Lobbying at the Willard

Again, sorry for the sparse blogging. Some day, Monsieur Godot, more words will appear at this site. For now, the work time for this writer has been overwhelmed with business concerns – Pajamas business obviously. I spent the last few days Sleepless in DC (hanging out with Rich Miniter does that to people) playing a supervisory role for our coverage of the DLA Piper pre-election breakfast at the Willard Hotel, some of which is already up over at PJ. (About the Willard: definitely a great atmospheric place to stay, especially on company money. The rubric “lobbyist” came from the Nineteenth Century schmoozers making deals behind the pillars in the hotel’s neo-Classical lobby. I made a few paltry attempts myself…. but enough about that. )

After the breakfast at which Dick Armey and Dick Gephardt were of good cheer but bemoaned the partisanship of it all, I took microphone in hand and tromped off with our video guru Andrew Marcus and our business guru Sandra Rozanski to interview some key journalists around the nation’s capital. Our purpose: a Pajamas Media series we are launching with mainstream media players discussing the way things are going between new media (blogs, etc.) and old media and whether we can work and play well with each other. Given the season, I also asked them about the coming election and got the usual round of predictions, none startling but, hey, the video cameras were rolling.

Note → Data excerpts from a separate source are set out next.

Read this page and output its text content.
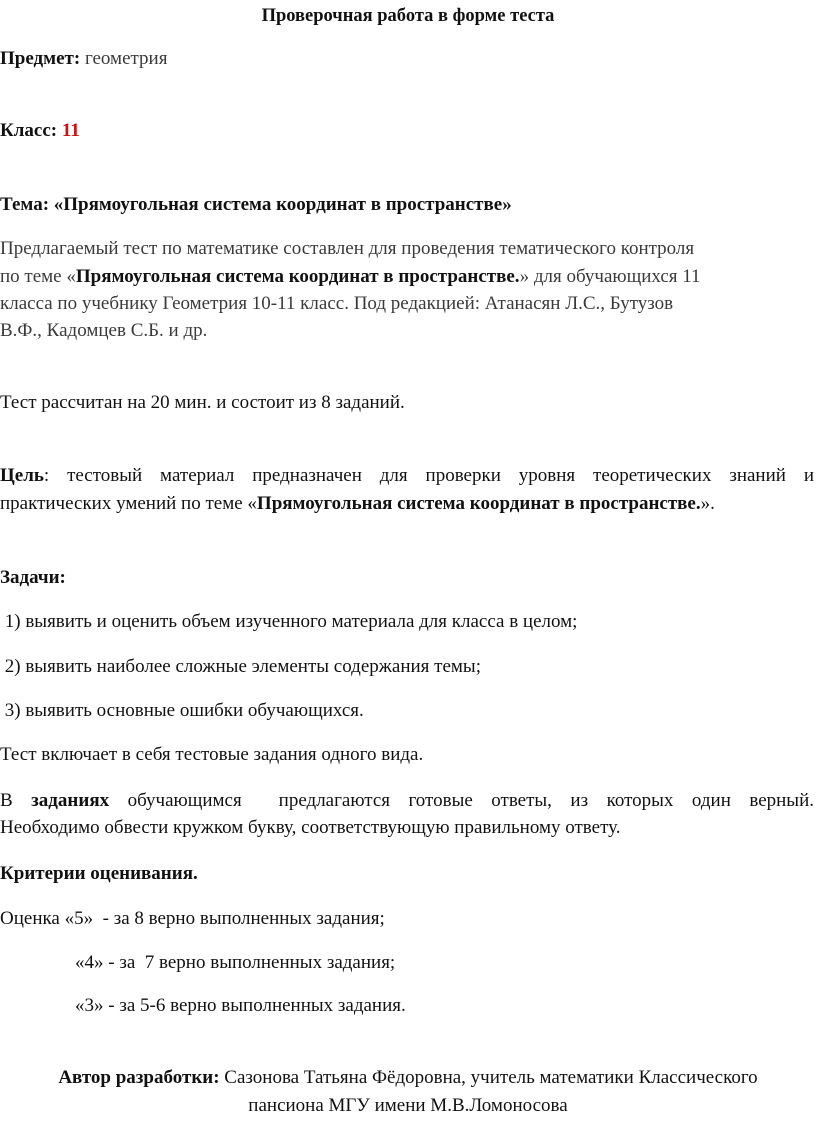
Проверочная работа в форме теста
Предмет: геометрия
Класс: 11
Тема: «Прямоугольная система координат в пространстве»
Предлагаемый тест по математике составлен для проведения тематического контроля
по теме «Прямоугольная система координат в пространстве.» для обучающихся 11
класса по учебнику Геометрия 10-11 класс. Под редакцией: Атанасян Л.С., Бутузов
В.Ф., Кадомцев С.Б. и др.
Тест рассчитан на 20 мин. и состоит из 8 заданий.
Цель: тестовый материал предназначен для проверки уровня теоретических знаний и
практических умений по теме «Прямоугольная система координат в пространстве.».
Задачи:
1) выявить и оценить объем изученного материала для класса в целом;
2) выявить наиболее сложные элементы содержания темы;
3) выявить основные ошибки обучающихся.
Тест включает в себя тестовые задания одного вида.
В заданиях обучающимся  предлагаются готовые ответы, из которых один верный.
Необходимо обвести кружком букву, соответствующую правильному ответу.
Критерии оценивания.
Оценка «5»  - за 8 верно выполненных задания;
«4» - за  7 верно выполненных задания;
«3» - за 5-6 верно выполненных задания.
Автор разработки: Сазонова Татьяна Фёдоровна, учитель математики Классического
пансиона МГУ имени М.В.Ломоносова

Who were the big time Fourth Estate-ists I spoke with this first round? Tony Blankley of the Washington Times, Dana Milbank of the Washington Post (yes, I asked him about his appearance on Keith Olbermann in quail hunter drag), Nina Easton (Fortune’s Washington correspondent, also Fox News), Michael Barone (We could say Pajamas Media advisory board, but that would be bragging. Everyone knows Barone has more roles than Richard Burton. Minutes after I interviewed him, he was off in his capacity as Senior Writer for US News to interview this Bush guy who is trolling for votes. You could tell he was headed for something special because Michael was resplendent in a bespoke pinstriped suit with Hermes tie and matching handkerchief. Michael’s an agreeable guy but I doubt he’d be wearing duds like that for a Pajamas Media interview … yet.) Finally, I spoke with Chuck Todd, editor-in-chief of The Hotline. For those who don’t know that’s the Variety of politics, where the political insiders get their dope. Pajamas Media, alas, may soon have to subscribe pero cuesta mucho, hombre – six “large” per annum. Note to Chuck: Variety costs nowhere near that much. In fact it’s free to us Academy members during Oscar season.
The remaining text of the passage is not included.